By 2025, Maine will need 158,000 additional workers with a postsecondary degree or credential. To meet this challenge, our campuses must be more competitive in recruiting and retaining Maine students and more attractive to those from out of state who want to study in Maine and often stay here after graduation to live, work and pay taxes. But meeting these outcomes requires modern facilities that foster the 21st century education and training students and employers expect. To make these infrastructure improvements while keeping tuition affordable for Maine families, public universities must have public investment.

That’s why we took the governor up on his good suggestion that we develop a strategic, data-driven capital investment plan that further advances higher education in Maine for inclusion in a bond package to go before Maine voters.

Today, our request for a $75 million university workforce development infrastructure bond is among the many proposals that has broad, bipartisan support but is awaiting legislative action in Augusta.

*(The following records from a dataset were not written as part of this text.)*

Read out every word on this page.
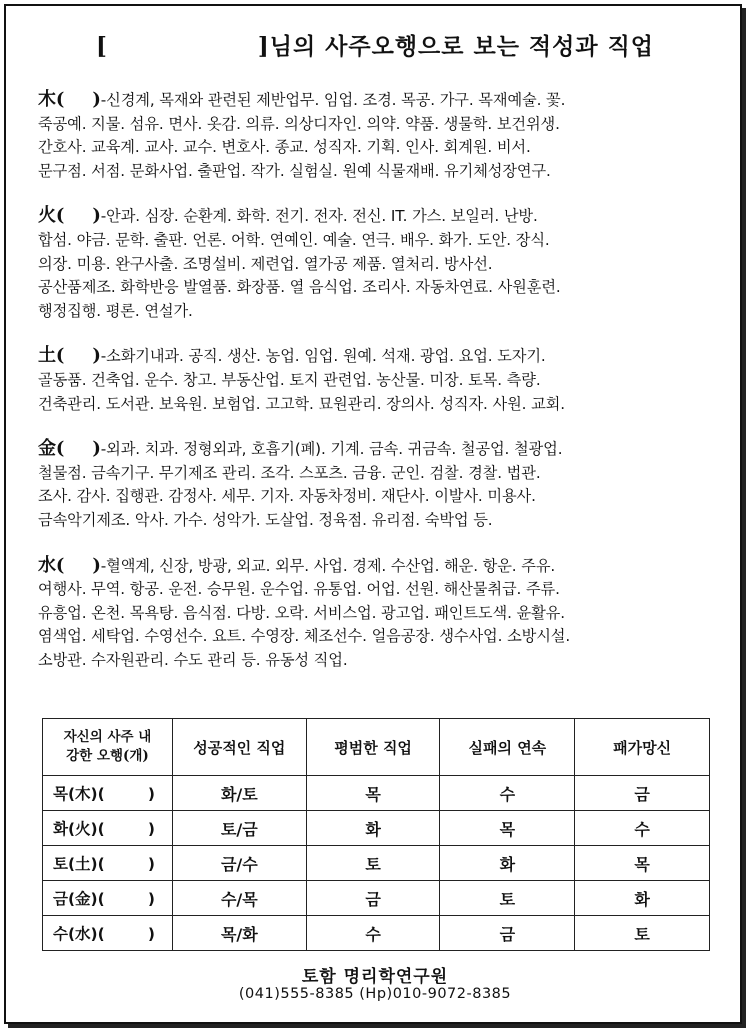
[	]님의 사주오행으로 보는 적성과 직업
木( )-신경계, 목재와 관련된 제반업무. 임업. 조경. 목공. 가구. 목재예술. 꽃.
죽공예. 지물. 섬유. 면사. 옷감. 의류. 의상디자인. 의약. 약품. 생물학. 보건위생.
간호사. 교육계. 교사. 교수. 변호사. 종교. 성직자. 기획. 인사. 회계원. 비서.
문구점. 서점. 문화사업. 출판업. 작가. 실험실. 원예 식물재배. 유기체성장연구.
火( )-안과. 심장. 순환계. 화학. 전기. 전자. 전신. IT. 가스. 보일러. 난방.
합섬. 야금. 문학. 출판. 언론. 어학. 연예인. 예술. 연극. 배우. 화가. 도안. 장식.
의장. 미용. 완구사출. 조명설비. 제련업. 열가공 제품. 열처리. 방사선.
공산품제조. 화학반응 발열품. 화장품. 열 음식업. 조리사. 자동차연료. 사원훈련.
행정집행. 평론. 연설가.
土( )-소화기내과. 공직. 생산. 농업. 임업. 원예. 석재. 광업. 요업. 도자기.
골동품. 건축업. 운수. 창고. 부동산업. 토지 관련업. 농산물. 미장. 토목. 측량.
건축관리. 도서관. 보육원. 보험업. 고고학. 묘원관리. 장의사. 성직자. 사원. 교회.
金( )-외과. 치과. 정형외과, 호흡기(폐). 기계. 금속. 귀금속. 철공업. 철광업.
철물점. 금속기구. 무기제조 관리. 조각. 스포츠. 금융. 군인. 검찰. 경찰. 법관.
조사. 감사. 집행관. 감정사. 세무. 기자. 자동차정비. 재단사. 이발사. 미용사.
금속악기제조. 악사. 가수. 성악가. 도살업. 정육점. 유리점. 숙박업 등.
水( )-혈액계, 신장, 방광, 외교. 외무. 사업. 경제. 수산업. 해운. 항운. 주유.
여행사. 무역. 항공. 운전. 승무원. 운수업. 유통업. 어업. 선원. 해산물취급. 주류.
유흥업. 온천. 목욕탕. 음식점. 다방. 오락. 서비스업. 광고업. 패인트도색. 윤활유.
염색업. 세탁업. 수영선수. 요트. 수영장. 체조선수. 얼음공장. 생수사업. 소방시설.
소방관. 수자원관리. 수도 관리 등. 유동성 직업.
자신의 사주 내
강한 오행(개)	성공적인 직업	평범한 직업	실패의 연속	패가망신
목(木)(        )	화/토	목	수	금
화(火)(        )	토/금	화	목	수
토(土)(        )	금/수	토	화	목
금(金)(        )	수/목	금	토	화
수(水)(        )	목/화	수	금	토
토함 명리학연구원
(041)555-8385 (Hp)010-9072-8385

For less than the state now spends to build just one new high school, planned projects would modernize and expand classrooms and labs at university campuses so we can produce more job-ready graduates in the occupations where Maine most needs workers, including nursing, engineering, education and other high-growth STEM professions.

Case in point: It’s no secret that Maine is getting older and that more and more people will need skilled nursing. Already, we have received more than 2,400 applications — a record — from prospective nursing students hoping to start their studies this fall. Even as workforce projections show a statewide shortage of 3,200 nurses within a decade, facilities constraints mean many of those applicants will be turned away. Were our bond to be authorized, we could expand nursing education labs and enrollment at our campuses, including in Aroostook and Washington counties as well as in southern Maine.

Our public universities have a total statewide annual economic impact of $1.5 billion — a $7.50 return for every dollar of state appropriation. For the long term, Maine needs a predictable process for prioritizing and paying for investments in the infrastructure of these important institutions, as is already in place for public K-12 schools, courts and correctional facilities. In the meantime, we must have the chance to make our case to Maine voters.

Thanks to hard work done by the university system to get our fiscal house in order — including realizing $82 million in annual savings — we can commit to matching bond monies with private and other public funds, making this an historic investment in Maine’s future that will bring more students, jobs, investments and opportunities to our campuses and communities — including local construction jobs.

On behalf of nearly 30,000 students, thousands of Maine employers and hundreds of communities across the state who depend on the programs and services our campuses provide, it is our hope the Legislature will reconvene this month to complete its unfinished business, including sending an infrastructure bond package to voters that the state badly needs and has a bright revenue outlook to support.

Just like roads and bridges, Maine’s public universities are critical public infrastructure essential to the state’s economic prosperity. To ensure Maine’s workforce is prepared for the future, the time to invest is now.

James H. Page, a Caribou native and former business owner, is the chancellor of the University of Maine System.